Ici se placent des descriptions pleines de fraîcheur, la toilette empressée de la jeune fille qui veut effacer la trace des larmes de la nuit et s’assurer toute sa beauté, les ordres qu’elle donne à ses compagnes d’atteler le char. Ces graces matinales rappellent le départ de Nausicaa pour le lavoir ; mais ici que l’objet est différent, et que déjà l’horizon se fait sombre ! Ainsi parée, et tandis qu’on apprêtait le char, « la jeune fille, est-il dit, tournant çà et là dans le palais, foulait le sol dans l’oubli des maux qui s’ouvrent déjà sous ses pieds en abîmes, et de tous ceux qui vont s’amonceler dans l’avenir. » - Après un détail approfondi de l’herbe magique qu’elle prend pour donner à Jason, et des circonstances où elle l’a autrefois cueillie, le poète, continuant de s’inspirer d’Homère, poursuit par des comparaisons enchanteresses que Virgile a ensuite imitées de tous deux

« Elle mit, dit-il, l’herbe magique à la ceinture odorante qui serrait son beau sein, et, sortant à la porte, elle monta sur le char rapide. Avec elle montèrent de chaque côté deux suivantes. Elle-même prit les rênes et, tenant le fouet élégant de la main droite, elle conduisait à travers la ville. Les autres suivantes, s’attachant derrière à la caisse du char, couraient le long de la large voie, et elles relevaient tout courant leur fine tunique jusqu’à la blancheur du genou.

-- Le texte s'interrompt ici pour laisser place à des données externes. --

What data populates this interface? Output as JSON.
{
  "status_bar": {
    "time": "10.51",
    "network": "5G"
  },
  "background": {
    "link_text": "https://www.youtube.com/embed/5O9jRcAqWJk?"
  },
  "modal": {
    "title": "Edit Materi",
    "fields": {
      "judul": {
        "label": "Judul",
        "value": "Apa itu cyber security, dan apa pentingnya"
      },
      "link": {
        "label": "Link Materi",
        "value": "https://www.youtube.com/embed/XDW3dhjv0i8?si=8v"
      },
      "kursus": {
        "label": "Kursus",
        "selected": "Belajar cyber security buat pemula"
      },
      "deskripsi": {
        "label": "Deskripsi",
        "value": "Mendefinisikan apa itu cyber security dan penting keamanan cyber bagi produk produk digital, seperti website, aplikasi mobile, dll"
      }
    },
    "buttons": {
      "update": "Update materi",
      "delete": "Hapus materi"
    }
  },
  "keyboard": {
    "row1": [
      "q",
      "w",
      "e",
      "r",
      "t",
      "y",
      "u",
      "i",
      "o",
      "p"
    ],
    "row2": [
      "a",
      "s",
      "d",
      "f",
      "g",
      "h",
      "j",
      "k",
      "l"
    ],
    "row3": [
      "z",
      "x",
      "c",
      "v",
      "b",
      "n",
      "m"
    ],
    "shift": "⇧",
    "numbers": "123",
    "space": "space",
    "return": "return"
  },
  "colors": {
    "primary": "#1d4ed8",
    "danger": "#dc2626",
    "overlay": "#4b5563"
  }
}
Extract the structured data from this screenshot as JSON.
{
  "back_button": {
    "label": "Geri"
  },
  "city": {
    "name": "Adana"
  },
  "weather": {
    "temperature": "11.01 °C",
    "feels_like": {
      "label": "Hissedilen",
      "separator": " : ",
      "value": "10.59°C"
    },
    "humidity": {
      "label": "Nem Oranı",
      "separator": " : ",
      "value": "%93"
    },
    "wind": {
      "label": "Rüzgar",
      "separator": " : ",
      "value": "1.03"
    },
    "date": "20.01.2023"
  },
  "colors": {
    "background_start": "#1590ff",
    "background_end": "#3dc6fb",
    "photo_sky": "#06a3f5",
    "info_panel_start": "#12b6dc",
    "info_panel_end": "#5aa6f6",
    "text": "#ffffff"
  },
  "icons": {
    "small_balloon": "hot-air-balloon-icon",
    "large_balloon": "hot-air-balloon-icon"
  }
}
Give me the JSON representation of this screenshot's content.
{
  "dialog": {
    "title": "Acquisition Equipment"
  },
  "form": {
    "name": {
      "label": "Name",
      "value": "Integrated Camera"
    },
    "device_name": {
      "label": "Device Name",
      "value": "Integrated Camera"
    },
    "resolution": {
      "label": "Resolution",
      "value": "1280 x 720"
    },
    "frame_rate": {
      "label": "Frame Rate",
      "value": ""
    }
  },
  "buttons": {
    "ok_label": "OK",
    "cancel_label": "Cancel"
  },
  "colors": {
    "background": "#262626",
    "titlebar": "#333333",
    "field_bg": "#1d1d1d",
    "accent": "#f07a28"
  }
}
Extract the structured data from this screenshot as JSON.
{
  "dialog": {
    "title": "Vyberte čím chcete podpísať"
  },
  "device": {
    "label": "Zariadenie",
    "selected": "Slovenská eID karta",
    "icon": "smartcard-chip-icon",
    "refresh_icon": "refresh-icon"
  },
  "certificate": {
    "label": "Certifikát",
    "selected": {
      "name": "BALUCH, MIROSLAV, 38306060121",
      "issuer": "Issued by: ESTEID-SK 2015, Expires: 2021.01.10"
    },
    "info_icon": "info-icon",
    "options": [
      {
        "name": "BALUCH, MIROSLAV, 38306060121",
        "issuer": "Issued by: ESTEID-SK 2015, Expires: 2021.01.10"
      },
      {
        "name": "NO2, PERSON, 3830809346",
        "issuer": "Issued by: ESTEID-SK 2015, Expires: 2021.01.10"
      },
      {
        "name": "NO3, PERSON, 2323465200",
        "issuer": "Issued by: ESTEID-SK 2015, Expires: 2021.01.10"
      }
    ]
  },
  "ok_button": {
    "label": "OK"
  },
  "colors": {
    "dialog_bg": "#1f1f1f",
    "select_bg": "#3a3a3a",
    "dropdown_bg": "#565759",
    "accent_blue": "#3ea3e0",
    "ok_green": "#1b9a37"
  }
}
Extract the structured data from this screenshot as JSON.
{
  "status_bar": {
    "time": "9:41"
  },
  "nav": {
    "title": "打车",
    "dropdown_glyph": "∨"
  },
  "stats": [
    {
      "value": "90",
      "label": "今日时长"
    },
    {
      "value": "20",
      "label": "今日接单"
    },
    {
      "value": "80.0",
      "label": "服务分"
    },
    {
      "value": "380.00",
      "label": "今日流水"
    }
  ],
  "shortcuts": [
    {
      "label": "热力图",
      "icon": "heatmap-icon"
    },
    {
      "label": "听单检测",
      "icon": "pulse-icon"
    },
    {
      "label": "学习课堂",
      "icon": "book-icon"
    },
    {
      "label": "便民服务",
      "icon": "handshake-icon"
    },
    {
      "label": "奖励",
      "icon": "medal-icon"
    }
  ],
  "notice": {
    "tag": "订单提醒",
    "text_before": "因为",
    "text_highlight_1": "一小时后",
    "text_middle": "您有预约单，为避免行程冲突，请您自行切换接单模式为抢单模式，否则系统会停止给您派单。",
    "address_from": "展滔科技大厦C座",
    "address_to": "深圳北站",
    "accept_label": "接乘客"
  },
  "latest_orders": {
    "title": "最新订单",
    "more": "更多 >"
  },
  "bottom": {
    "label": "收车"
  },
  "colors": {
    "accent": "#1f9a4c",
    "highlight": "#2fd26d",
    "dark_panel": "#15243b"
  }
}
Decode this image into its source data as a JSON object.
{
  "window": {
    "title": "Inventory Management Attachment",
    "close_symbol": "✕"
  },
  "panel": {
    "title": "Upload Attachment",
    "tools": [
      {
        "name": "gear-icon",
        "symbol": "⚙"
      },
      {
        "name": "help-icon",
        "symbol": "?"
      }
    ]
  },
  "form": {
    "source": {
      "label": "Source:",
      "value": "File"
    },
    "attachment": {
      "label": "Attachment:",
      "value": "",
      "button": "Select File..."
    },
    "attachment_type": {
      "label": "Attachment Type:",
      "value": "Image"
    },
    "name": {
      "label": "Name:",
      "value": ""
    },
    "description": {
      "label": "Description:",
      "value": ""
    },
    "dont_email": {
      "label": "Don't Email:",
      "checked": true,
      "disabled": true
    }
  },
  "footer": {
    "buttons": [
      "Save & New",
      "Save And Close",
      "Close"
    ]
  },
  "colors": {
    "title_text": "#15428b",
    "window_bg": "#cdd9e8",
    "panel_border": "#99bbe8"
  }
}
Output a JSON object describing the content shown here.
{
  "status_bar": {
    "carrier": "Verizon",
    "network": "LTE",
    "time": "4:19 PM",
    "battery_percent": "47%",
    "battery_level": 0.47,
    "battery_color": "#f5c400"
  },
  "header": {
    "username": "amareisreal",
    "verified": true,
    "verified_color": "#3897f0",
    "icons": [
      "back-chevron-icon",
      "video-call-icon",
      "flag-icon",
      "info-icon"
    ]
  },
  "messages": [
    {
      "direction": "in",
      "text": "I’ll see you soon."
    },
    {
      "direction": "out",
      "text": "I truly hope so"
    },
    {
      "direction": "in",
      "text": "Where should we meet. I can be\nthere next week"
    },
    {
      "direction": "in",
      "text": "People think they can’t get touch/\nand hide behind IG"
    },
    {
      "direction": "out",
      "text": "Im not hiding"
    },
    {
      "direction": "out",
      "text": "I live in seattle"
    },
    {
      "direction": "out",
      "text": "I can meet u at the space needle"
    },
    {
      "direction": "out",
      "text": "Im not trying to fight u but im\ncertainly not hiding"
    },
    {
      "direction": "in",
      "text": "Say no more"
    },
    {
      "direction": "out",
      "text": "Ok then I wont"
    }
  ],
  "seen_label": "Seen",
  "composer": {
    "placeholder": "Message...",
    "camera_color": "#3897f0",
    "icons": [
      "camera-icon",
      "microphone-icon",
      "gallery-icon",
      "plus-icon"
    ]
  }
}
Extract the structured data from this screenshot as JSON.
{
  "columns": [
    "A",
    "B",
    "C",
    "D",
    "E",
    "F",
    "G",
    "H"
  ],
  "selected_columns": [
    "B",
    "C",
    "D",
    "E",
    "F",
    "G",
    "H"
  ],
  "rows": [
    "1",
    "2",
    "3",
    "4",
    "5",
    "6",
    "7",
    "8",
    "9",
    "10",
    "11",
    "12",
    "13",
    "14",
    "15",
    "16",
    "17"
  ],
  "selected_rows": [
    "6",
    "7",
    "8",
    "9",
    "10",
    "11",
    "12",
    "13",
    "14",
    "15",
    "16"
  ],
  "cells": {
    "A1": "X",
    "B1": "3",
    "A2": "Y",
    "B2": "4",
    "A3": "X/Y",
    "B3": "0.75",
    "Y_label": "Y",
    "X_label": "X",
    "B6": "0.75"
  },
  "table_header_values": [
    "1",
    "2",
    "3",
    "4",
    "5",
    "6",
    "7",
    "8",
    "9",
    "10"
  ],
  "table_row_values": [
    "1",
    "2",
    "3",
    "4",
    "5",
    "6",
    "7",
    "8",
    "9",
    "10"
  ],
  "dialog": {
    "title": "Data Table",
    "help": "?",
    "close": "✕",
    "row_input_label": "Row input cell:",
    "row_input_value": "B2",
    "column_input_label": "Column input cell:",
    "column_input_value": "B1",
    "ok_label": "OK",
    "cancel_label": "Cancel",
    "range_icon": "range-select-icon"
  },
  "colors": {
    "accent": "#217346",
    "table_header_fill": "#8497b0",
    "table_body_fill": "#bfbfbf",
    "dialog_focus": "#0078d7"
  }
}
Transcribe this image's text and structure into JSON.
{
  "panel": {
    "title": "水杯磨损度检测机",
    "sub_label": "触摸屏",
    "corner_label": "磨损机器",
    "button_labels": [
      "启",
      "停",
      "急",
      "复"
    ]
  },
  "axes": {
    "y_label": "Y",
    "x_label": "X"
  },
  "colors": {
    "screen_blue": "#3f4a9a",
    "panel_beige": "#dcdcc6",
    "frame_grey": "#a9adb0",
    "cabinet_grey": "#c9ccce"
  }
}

Telle, après s’être baignée dans les tièdes ondes du Parthénius ou encore du fleuve Amnisus, la fille de Latone, debout sur son char d’or traîné de biches légères, parcourt les collines, venant de loin au-devant d’une fumante hécatombe : les Nymphes la suivent en groupes, et celles qui s’assemblent sur la source même d’Amnisus, et celles qui habitent les bois et les hauteurs pleines d’eaux jaillissantes : autour d’elle les bêtes sauvages, tremblant de respect à sa venue, lui font caresse de la queue et avec leurs cris. Telles ces jeunes filles s’élançaient à travers la ville : et les peuples alentour faisaient place, évitant de rencontrer les regards de la vierge royale.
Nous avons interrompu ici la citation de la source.